Now, you can calculate the concentration of [-OOCCOO-]:
[-OOCCOO-] = 0.139+X - X = 0.139.
So, the concentration of [-OOCCOO-] in the solution is approximately 0.139 M.
I hope this clarifies the steps for you. Let me know if you have any further questions!
To determine the concentration of [-OOCCOO-] in the solution, you need to consider both the dissociation reactions of oxalic acid:
1) HOOCCOOH(aq) ⇌ HOOCCOO-(aq) + H+(aq) (equation 1)
2) HOOCCOO-(aq) ⇌ -OOCCOO-(aq) + H+(aq) (equation 2)
You correctly set up an ICE table for equation 1, but the equilibrium constant (Ka1) you used is incorrect. The given Ka1 value is actually the Ka2 value.
So let's correct that and solve the problem:
1. Set up the ICE table for equation 1:
HOOCCOOH(aq) ⇌ HOOCCOO-(aq) + H+(aq)
Initial: 0.139 M 0 0
Change: -x +x +x
Equilibrium: 0.139 - x x x
2. Write the expression for Ka1:
Ka1 = [HOOCCOO-][H+] / [HOOCCOOH]
3. Plug in the equilibrium concentrations:
0.0560 = x^2 / (0.139 - x)
Since Ka1 represents a small dissociation constant, we can assume that x is small compared to 0.139, so we can approximate 0.139 - x ≈ 0.139.
4. Simplify the equation:
0.0560 = x^2 / 0.139
5. Solve for x:
x^2 = 0.0560 * 0.139
x^2 = 0.007784
x ≈ 0.0881
Now we have the concentration of HOOCCOO-, which is 0.0881 M.

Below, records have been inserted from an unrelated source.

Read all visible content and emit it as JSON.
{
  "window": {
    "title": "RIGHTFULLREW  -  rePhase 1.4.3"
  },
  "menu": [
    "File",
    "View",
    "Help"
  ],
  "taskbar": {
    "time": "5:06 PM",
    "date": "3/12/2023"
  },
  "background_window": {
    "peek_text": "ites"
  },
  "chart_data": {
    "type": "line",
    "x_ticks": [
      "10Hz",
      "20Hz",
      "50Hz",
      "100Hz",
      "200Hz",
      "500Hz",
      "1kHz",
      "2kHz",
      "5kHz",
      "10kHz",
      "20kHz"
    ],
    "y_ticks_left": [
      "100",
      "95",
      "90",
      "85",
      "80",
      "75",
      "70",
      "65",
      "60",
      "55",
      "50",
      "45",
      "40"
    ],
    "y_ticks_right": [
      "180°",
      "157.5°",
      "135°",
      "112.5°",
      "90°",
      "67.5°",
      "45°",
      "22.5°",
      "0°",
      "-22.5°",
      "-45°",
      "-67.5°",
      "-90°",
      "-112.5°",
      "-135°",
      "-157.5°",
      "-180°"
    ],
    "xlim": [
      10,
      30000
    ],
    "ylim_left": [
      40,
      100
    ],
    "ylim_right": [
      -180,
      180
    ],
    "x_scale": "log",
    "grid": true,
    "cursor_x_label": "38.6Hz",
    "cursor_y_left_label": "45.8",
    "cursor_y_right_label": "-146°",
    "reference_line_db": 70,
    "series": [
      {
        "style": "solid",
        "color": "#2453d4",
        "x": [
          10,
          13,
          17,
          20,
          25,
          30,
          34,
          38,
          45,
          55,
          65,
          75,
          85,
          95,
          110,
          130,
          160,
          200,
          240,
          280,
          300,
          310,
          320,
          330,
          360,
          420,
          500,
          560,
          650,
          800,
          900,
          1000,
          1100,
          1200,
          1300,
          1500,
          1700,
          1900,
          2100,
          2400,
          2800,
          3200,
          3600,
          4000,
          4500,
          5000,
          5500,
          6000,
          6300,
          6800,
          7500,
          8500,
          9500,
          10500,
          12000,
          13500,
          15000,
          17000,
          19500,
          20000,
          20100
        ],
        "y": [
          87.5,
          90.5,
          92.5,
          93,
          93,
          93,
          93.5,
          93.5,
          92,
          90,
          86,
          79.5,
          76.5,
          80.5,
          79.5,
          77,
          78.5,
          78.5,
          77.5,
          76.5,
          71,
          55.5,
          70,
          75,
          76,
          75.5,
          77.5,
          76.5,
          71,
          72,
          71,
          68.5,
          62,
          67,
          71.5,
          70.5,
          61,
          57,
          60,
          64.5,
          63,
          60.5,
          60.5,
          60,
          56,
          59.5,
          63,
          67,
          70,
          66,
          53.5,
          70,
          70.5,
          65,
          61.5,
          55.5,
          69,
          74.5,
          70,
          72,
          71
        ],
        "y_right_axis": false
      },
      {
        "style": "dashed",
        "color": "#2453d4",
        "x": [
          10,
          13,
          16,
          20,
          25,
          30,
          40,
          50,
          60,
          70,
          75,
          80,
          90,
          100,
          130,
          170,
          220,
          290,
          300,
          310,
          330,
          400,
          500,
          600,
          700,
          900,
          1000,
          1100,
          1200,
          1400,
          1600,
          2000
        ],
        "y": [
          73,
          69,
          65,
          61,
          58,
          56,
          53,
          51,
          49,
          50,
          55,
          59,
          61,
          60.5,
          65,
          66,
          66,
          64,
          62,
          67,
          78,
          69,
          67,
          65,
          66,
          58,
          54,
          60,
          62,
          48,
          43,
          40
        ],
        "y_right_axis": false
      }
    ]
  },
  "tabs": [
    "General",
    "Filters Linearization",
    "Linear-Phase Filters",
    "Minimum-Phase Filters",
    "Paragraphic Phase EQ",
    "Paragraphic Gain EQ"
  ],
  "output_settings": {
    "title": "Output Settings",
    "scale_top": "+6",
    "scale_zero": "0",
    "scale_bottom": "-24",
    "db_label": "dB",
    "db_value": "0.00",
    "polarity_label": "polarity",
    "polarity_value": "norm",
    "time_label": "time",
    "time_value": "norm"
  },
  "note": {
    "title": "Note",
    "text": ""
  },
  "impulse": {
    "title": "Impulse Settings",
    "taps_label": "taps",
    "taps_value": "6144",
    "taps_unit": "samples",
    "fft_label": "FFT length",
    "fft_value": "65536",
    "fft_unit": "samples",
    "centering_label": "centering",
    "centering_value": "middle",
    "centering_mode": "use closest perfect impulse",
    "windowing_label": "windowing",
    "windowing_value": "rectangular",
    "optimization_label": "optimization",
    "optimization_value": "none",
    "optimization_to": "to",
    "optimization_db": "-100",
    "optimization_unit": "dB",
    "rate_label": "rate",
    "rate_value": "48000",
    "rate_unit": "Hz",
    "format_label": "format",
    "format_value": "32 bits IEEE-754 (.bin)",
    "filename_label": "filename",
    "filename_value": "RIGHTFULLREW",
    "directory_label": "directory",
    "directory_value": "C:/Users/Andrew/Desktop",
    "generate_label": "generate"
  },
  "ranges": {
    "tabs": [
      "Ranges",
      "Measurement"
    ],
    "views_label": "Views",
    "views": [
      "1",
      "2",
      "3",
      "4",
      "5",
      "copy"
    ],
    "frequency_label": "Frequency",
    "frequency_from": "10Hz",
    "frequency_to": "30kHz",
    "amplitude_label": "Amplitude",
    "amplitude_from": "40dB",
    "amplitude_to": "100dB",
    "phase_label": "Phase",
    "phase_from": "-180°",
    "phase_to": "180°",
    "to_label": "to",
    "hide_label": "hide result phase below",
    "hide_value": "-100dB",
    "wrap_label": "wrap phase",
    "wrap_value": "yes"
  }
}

6. Now, let's set up an ICE table for equation 2:
HOOCCOO-(aq) ⇌ -OOCCOO-(aq) + H+(aq)
Initial: 0.0881 M 0 0
Change: -x +x +x
Equilibrium: 0.0881 - x x x
7. Write the expression for Ka2:
Ka2 = [-OOCCOO-][H+] / [HOOCCOO-]
8. Plug in the equilibrium concentrations:
0.0145 = x^2 / (0.0881 - x)
Again, since Ka2 represents a small dissociation constant, we can assume that x is small compared to 0.0881, so we can approximate 0.0881 - x ≈ 0.0881.
9. Simplify the equation:
0.0145 = x^2 / 0.0881
10. Solve for x:
x^2 = 0.0145 * 0.0881
x^2 = 0.00127745
x ≈ 0.0358
Now we have the concentration of -OOCCOO-, which is 0.0358 M.
Therefore, the concentration of [-OOCCOO-] in the solution with an initial concentration of 0.139 M oxalic acid is approximately 0.0358 M.